He left this position after just one year to join the University of Hawaii coaching staff as a football administrative assistant in 2015, where his father, Kurt Gouveia, was also on the staff.
“That was an awesome experience, Coach Norman Chow was the head coach, my father was the linebackers’ coach at the time, and he called me out of the blue to tell me they had this position open, wondering if I was interested,” Gouveia-Winslow said. “Obviously, football has been my life, so it was a great opportunity for me to get involved.”
Unfortunately for the Gouveia duo, the team had a rough year and the entire coaching staff was let go following the 2015 season.
“I thought it was a great foot in the door to Division I college football,” Gouveia-Winslow said. “I was still trying to find a position to coach football after we got let go, but it was a great experience and very eye-opening for me.”

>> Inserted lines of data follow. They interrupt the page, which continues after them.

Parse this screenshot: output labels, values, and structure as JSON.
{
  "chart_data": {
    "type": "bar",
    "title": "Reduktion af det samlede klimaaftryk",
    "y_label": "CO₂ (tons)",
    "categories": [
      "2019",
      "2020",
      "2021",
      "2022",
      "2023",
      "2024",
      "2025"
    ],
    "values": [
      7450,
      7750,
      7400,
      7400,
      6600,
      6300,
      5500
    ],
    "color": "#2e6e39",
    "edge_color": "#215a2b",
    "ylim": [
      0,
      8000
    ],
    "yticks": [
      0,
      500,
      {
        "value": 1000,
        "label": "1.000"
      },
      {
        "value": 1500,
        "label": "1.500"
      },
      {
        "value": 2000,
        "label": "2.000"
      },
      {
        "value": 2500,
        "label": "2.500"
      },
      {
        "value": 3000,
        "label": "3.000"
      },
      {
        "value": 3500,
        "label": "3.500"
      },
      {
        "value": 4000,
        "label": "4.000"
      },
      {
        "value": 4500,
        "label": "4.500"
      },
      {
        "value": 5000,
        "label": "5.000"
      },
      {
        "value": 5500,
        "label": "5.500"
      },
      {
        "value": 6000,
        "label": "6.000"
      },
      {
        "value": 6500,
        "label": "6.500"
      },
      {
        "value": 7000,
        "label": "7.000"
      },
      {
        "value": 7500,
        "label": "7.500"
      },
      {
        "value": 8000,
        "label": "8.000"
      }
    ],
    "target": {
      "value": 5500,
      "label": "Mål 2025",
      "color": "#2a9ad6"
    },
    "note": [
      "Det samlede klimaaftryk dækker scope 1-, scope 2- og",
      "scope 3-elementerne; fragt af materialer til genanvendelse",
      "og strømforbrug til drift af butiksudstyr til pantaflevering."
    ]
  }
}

Instead of staying in football, however, he has returned to the East coast and to the world of athletic performance training as a director for Pinnacle Fitness in Indian Land, S.C., a fast-growing area located just across the border from Charlotte, N.C.
As a director for the group that just opened in October, he is able to develop his own fitness programs working with athletes across multiple sports. It is the first of a new chain of gyms under the ownership of Jeff Harley, with the concept of commercialized gyms with specialized training.
“Being involved with athletics, if it’s football or not, is the ultimate goal. If I’m not coaching football then I’m training,” Gouveia-Winslow said. “I would love to coach college ball, but it’s a tough industry to get into and stay in.”